A Randomized Post-market Study to Evaluate Zip Device Compared to Sutures for Laceration Repair in Pediatrics and Adults

Inclusion Criteria: 1. Between 4 and above at the time of laceration repair. 2. Require suture closure as standard of care for simple straight wounds on trunk, extremities or face. 3. Low Tension Laceration, e.g. skin can be easily approximated by pinching with fingers. 4. Subject and legal representative(s) (if a pediatric subject) are willing and able to comply with the investigational device removal and meet the follow up requirements. 5. Subject and legal representative(s) (if a pediatric subject) have been informed of the nature, the scope and the relevance of the study. 6. Subject and legal representative(s) (if a pediatric subject) have voluntarily agreed to participation and have duly signed the Informed Consent Form.

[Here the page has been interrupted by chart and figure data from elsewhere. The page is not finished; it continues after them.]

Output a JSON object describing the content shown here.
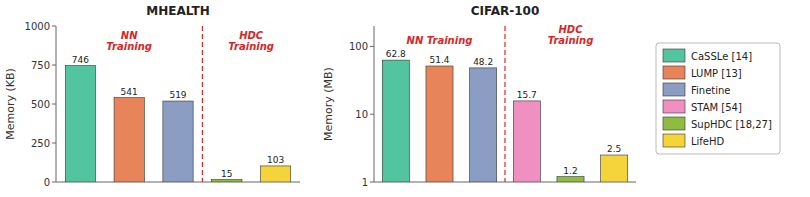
{
  "chart_data": [
    {
      "type": "bar",
      "title": "MHEALTH",
      "y_label": "Memory (KB)",
      "categories": [
        null,
        null,
        null,
        null,
        null
      ],
      "values": [
        746,
        541,
        519,
        15,
        103
      ],
      "colors": [
        "#52c5a0",
        "#e8845a",
        "#8b9dc3",
        "#8fbc3f",
        "#f5d43b"
      ],
      "ylim": [
        0,
        1000
      ],
      "yticks": [
        0,
        250,
        500,
        750,
        1000
      ],
      "data_labels": true,
      "tick_labels": "y",
      "annotations": [
        {
          "text": "NN\nTraining"
        },
        {
          "text": "HDC\nTraining"
        },
        {
          "x": 2.5,
          "line_style": "dashed"
        }
      ]
    },
    {
      "type": "bar",
      "title": "CIFAR-100",
      "y_label": "Memory (MB)",
      "categories": [
        "CaSSLe [14]",
        "LUMP [13]",
        "Finetine",
        "STAM [54]",
        "SupHDC [18,27]",
        "LifeHD"
      ],
      "values": [
        62.8,
        51.4,
        48.2,
        15.7,
        1.2,
        2.5
      ],
      "colors": [
        "#52c5a0",
        "#e8845a",
        "#8b9dc3",
        "#f090c0",
        "#8fbc3f",
        "#f5d43b"
      ],
      "log": "y",
      "ylim": [
        1,
        200
      ],
      "yticks": [
        1,
        10,
        100
      ],
      "data_labels": true,
      "tick_labels": "y",
      "legend": "right",
      "annotations": [
        {
          "text": "NN Training"
        },
        {
          "text": "HDC\nTraining"
        },
        {
          "x": 2.5,
          "line_style": "dashed"
        }
      ]
    }
  ]
}
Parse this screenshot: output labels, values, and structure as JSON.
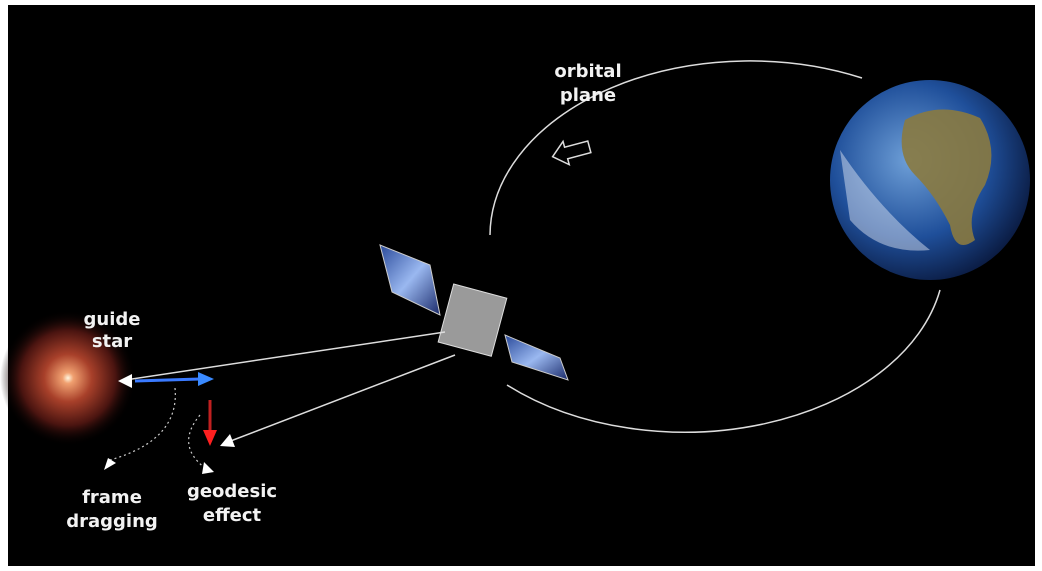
{
  "labels": {
    "orbital_plane": [
      "orbital",
      "plane"
    ],
    "guide_star": [
      "guide",
      "star"
    ],
    "frame_dragging": [
      "frame",
      "dragging"
    ],
    "geodesic_effect": [
      "geodesic",
      "effect"
    ]
  }
}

Exclusion Criteria: 1. Known personal or familial history of scar hypertrophy. 2. Known or suspected allergies or hypersensitivity to non-latex skin adhesives. 3. Atrophic skin deemed clinically prone to blistering. 4. Wounds that are easily susceptible to infection as a result of exposure to unsanitary conditions ("dirty wounds"). 5. Wounds that require deep dermal closure using sutures. 6. Known or suspected mental problems and/or aggressiveness that indicates that the subject might try to remove the device during the treatment period. 7. Ongoing treatment with cytostatic. 8. Known or suspected diagnosis of severe anorexia. 9. Participating in any other clinical investigation. 10. Known health condition that would affect healing in the opinion of the investigator. 11. Any subject that according to the Declaration of Helsinki is deemed unsuitable for study enrolment.